I have 2 pairs of binoculars Swarovski 8x30 SLC's and Swarovski 8.5x42 EL's the 42's definitely pick up more light.  I used Nikon Monarch 8x42's for 3 years and they are also great binoculars.  I think the Monarchs are the best bang for your buck in binoculars and Swarovski's are the best period.  Just my 2 cents.

Darrell


----------



## dognducks (Dec 5, 2006)

i bought a set of bushnell buckhorns 12x50 from cabelas and for the price they were great. i paid 140 for them and there very clear


----------



## Wave (Dec 6, 2006)

bigboy I would go ahead and get the nikon action 8x42's at wal mart for $89 nikon makes some good stuff. But your gonna have a real hard time finding something that wont wind up a paperweight for under $50.

I have a pair of burris 10x42's and wish I had got something in 8x. 8x is cheaper, gets more light too your eye, and makes finding a moving animal easier giving you more time to look at what you want.


----------



## TJay (Dec 6, 2006)

ngabowhunter said:


> These will be the next pair that I get. http://www.vortexoptics.com/binoculars/view/85
> check out the warranty



I haven't had the opportunity to check these out personally but I've read a lot of good reviews about them.


----------



## Catfish369 (Dec 6, 2006)

I've been looking at a set of Bushnell's "Perma-Focus" 10 x 50's.  Never needs focusing.  Anyone use these??

http://cabelas.com/cabelas/en/templ...parentType=index&indexId=cat601542&hasJS=true


----------



## broncobob (Dec 11, 2006)

www.binoculars.com  put in your price range and they will give several pair and brands for you to choose from.

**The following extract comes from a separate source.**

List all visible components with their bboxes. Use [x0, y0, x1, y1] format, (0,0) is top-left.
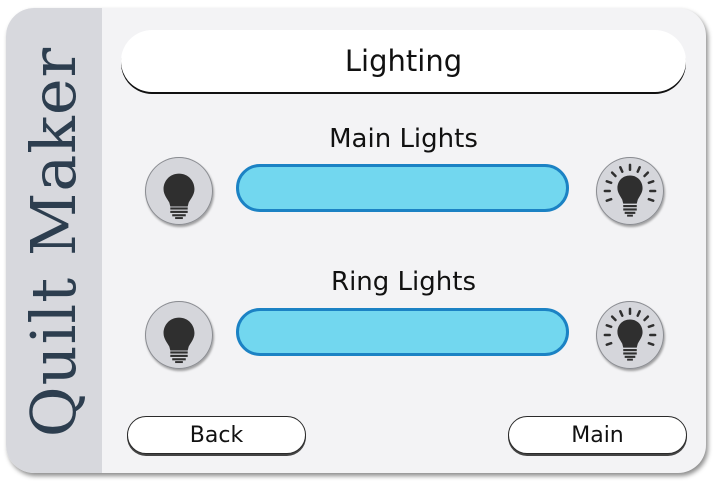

Also you can get a pair of Bushnells at ACE hardware 4x30 compacts for under $20.00.


----------



## deer30084 (Dec 25, 2006)

Nikon Monarch 8 X 42.  I think they were  three hundred and some dollars at a store I can't remember in Atlanta.


----------



## savage270 (Jan 13, 2007)

What would be the reasoning to get a 8X42 over a 10X42 or viceversa?  

It will be used for hunting deer from stands sometimes overlooking a clearing or in woods and for hunting turkey, what power would you suggest to buy?


----------